Where was Sheila? Saving lives, maybe, or dealing with injuries, or overcome. Lila didn't hear anyone question why the big man should take charge, and found she rather wanted, herself, to live up to his demands.

He counted off people with a touch to the shoulder and down they went, into the chute, vanishing into the night. “You there,” he ordered someone pushing behind her, “get back and be quiet. Your turn's coming.” She felt almost docile, nearly safe. She turned briefly, searching for a glimpse of Tom, but then the big man touched her shoulder, said “Go!” and she slipped obediently past him, onto her ass and down.

Where is he now? “I'll come,” he said, “when you've all gone through properly.” As if his restraint guaranteed their survival, and as if his appearance would be a reward for their restraint. Who was he before today, and what was he flying towards? No fleeing wife-killer, after all. Was he surprised by himself, taking charge in a critical turn of events, or is that normal for him?
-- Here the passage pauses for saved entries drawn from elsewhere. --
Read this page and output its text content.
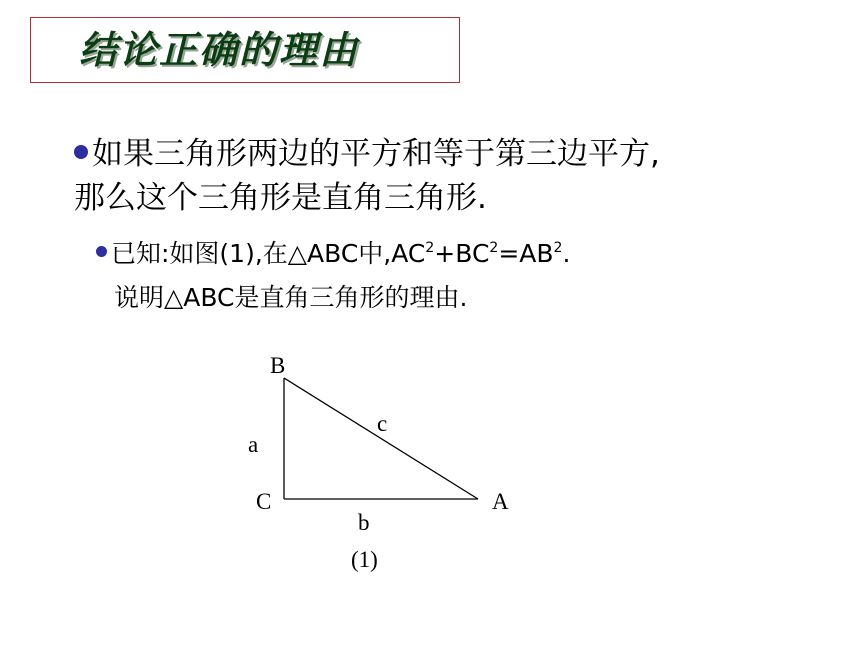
结论正确的理由
如果三角形两边的平方和等于第三边平方,
那么这个三角形是直角三角形.
已知:如图(1),在△ABC中$,AC^2+BC^2=AB^2$.
说明△ABC是直角三角形的理由.
B
a
c
C	A
b
(1)
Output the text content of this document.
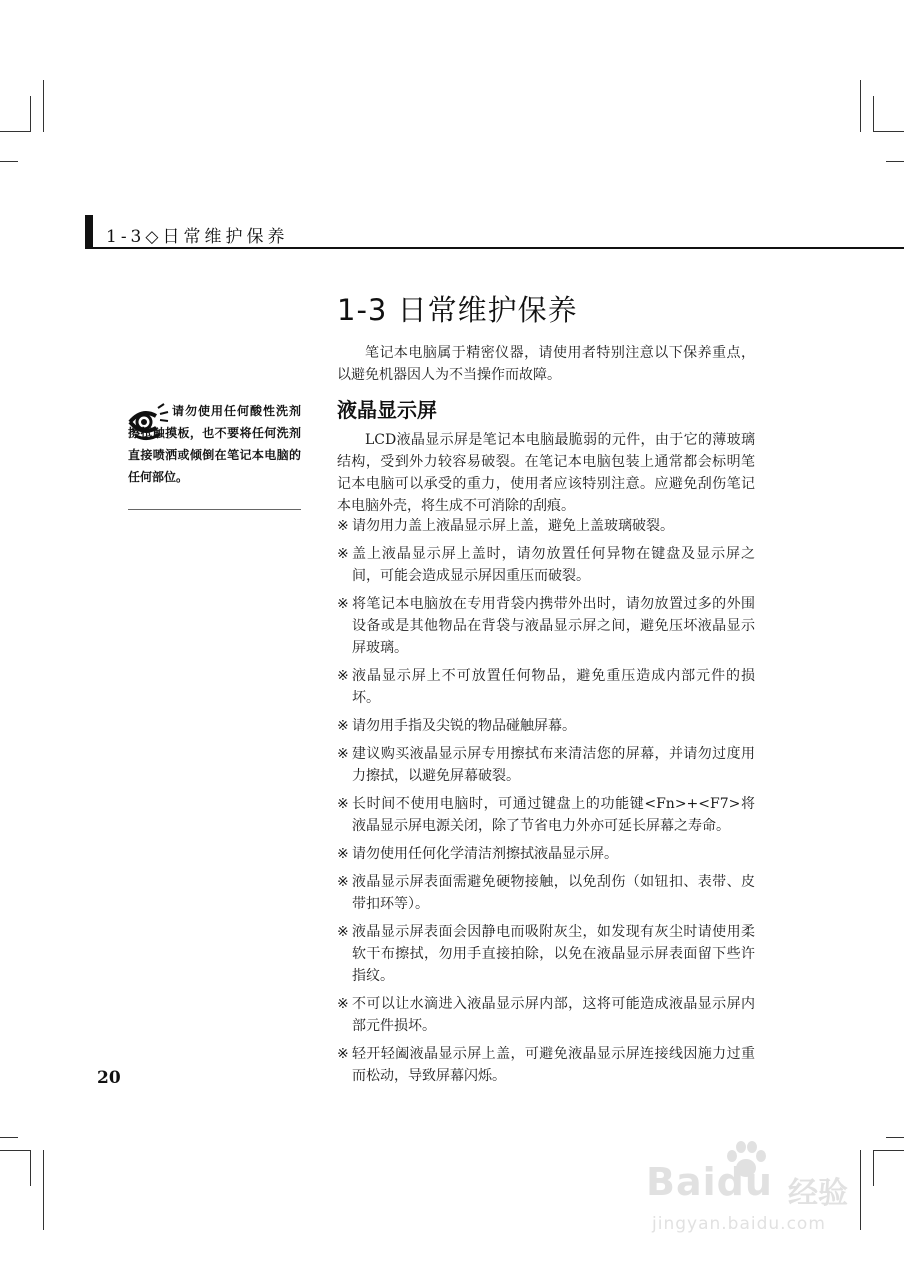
1-3◇日常维护保养
1-3 日常维护保养

笔记本电脑属于精密仪器，请使用者特别注意以下保养重点，以避免机器因人为不当操作而故障。

请勿使用任何酸性洗剂擦拭触摸板，也不要将任何洗剂直接喷洒或倾倒在笔记本电脑的任何部位。

液晶显示屏

LCD液晶显示屏是笔记本电脑最脆弱的元件，由于它的薄玻璃结构，受到外力较容易破裂。在笔记本电脑包装上通常都会标明笔记本电脑可以承受的重力，使用者应该特别注意。应避免刮伤笔记本电脑外壳，将生成不可消除的刮痕。

※ 请勿用力盖上液晶显示屏上盖，避免上盖玻璃破裂。
※ 盖上液晶显示屏上盖时，请勿放置任何异物在键盘及显示屏之间，可能会造成显示屏因重压而破裂。
※ 将笔记本电脑放在专用背袋内携带外出时，请勿放置过多的外围设备或是其他物品在背袋与液晶显示屏之间，避免压坏液晶显示屏玻璃。
※ 液晶显示屏上不可放置任何物品，避免重压造成内部元件的损坏。
※ 请勿用手指及尖锐的物品碰触屏幕。
※ 建议购买液晶显示屏专用擦拭布来清洁您的屏幕，并请勿过度用力擦拭，以避免屏幕破裂。
※ 长时间不使用电脑时，可通过键盘上的功能键<Fn>+<F7>将液晶显示屏电源关闭，除了节省电力外亦可延长屏幕之寿命。
※ 请勿使用任何化学清洁剂擦拭液晶显示屏。
※ 液晶显示屏表面需避免硬物接触，以免刮伤（如钮扣、表带、皮带扣环等）。
※ 液晶显示屏表面会因静电而吸附灰尘，如发现有灰尘时请使用柔软干布擦拭，勿用手直接拍除，以免在液晶显示屏表面留下些许指纹。
※ 不可以让水滴进入液晶显示屏内部，这将可能造成液晶显示屏内部元件损坏。
※ 轻开轻阖液晶显示屏上盖，可避免液晶显示屏连接线因施力过重而松动，导致屏幕闪烁。
20
Baidu 经验
jingyan.baidu.com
If it's the kind of decisive, stony man he always is, what sort of day-to-day companion would he be? Rather difficult, perhaps.

Lila once had great, if ill-defined, hopes. She sees, peering towards Tom around shoulders and between bodies, that love has been one great thing; if hardly the only thing.

Who else is here? Who else is okay?

She can't spot Sheila, but perhaps the crew was taken elsewhere. They probably have more difficult hours ahead; obviously there will be investigations.

Susie's mother is sitting cross-legged on the floor, against a wall off to Lila's right. Her face is buried in Susie's neck, with Susie curled into her lap, and they are rocking back and forth together. Now there's relief, and joy, and love.

Jimmy and Mel are obviously fine, too. They stand out even in this brightening crowd, all high handsomeness and striking posture. They're twenty steps and a world away from Lila, narrow bodies folded together, heads tipped into each other's shoulders, swaying as if they hear slow music playing.